Concerning how to screen employees, the Bulletin states,
"We recommend that providers use the LEIE as the primary source of information about OIG exclusions because the LEIE is maintained by OIG; is updated monthly; and provides more details about persons excluded by OIG than GSA’s SAM."
In past settlement agreements and Corporate Integrity Agreements the OIG has required providers to screen employees against both the LEIE and the list maintained by the General Service Administration (GSA). The Bulletin appears to lessen these requirements by allowing providers to only query the LEIE.

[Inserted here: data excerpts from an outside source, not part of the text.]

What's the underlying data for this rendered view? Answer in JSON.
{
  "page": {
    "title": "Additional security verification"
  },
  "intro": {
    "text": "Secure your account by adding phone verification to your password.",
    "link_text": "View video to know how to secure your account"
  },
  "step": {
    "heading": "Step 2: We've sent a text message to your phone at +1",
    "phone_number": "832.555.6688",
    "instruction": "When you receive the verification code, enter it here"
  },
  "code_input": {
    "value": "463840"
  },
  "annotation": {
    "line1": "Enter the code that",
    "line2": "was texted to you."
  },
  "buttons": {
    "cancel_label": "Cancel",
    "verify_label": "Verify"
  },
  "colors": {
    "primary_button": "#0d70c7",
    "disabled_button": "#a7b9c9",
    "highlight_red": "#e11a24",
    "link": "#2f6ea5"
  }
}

Screening Policies and Procedures: Customers
Previously, not many provider organizations screened their customers as well as their employees. However, we are hearing from more and more subscribers that their organizations have begun this practice to protect against the significant liability that results from submitting claims to Medicare for services ordered by excluded customers. Last year's OIG Bulleting also prompted many organizations to begin screening customers. We agree that this is a prudent practice, however, we also recognize that such a compliance effort may require significant time and resources. One way to control these costs may be to limit the number of customers the organization screens. For example, a laboratory may choose to only screen customers that have ordered tests in the past 1, 2, or 5 years. Such a limit will greatly reduce the number of individuals and/or organizations that must be screened. Likewise, a laboratory may choose to only screen customers that order more than a set number of tests annually or whose orders represent a minimum threshold of revenue/reimbursement.
Until the OIG publishes updated compliance guidance for clinical laboratories, our subscribers do not have any set and/or specific rules as to how they should screen customers. However, just because such bright line rules do not exist, does not indicate that providers should ignore the potential liability of not screening customers.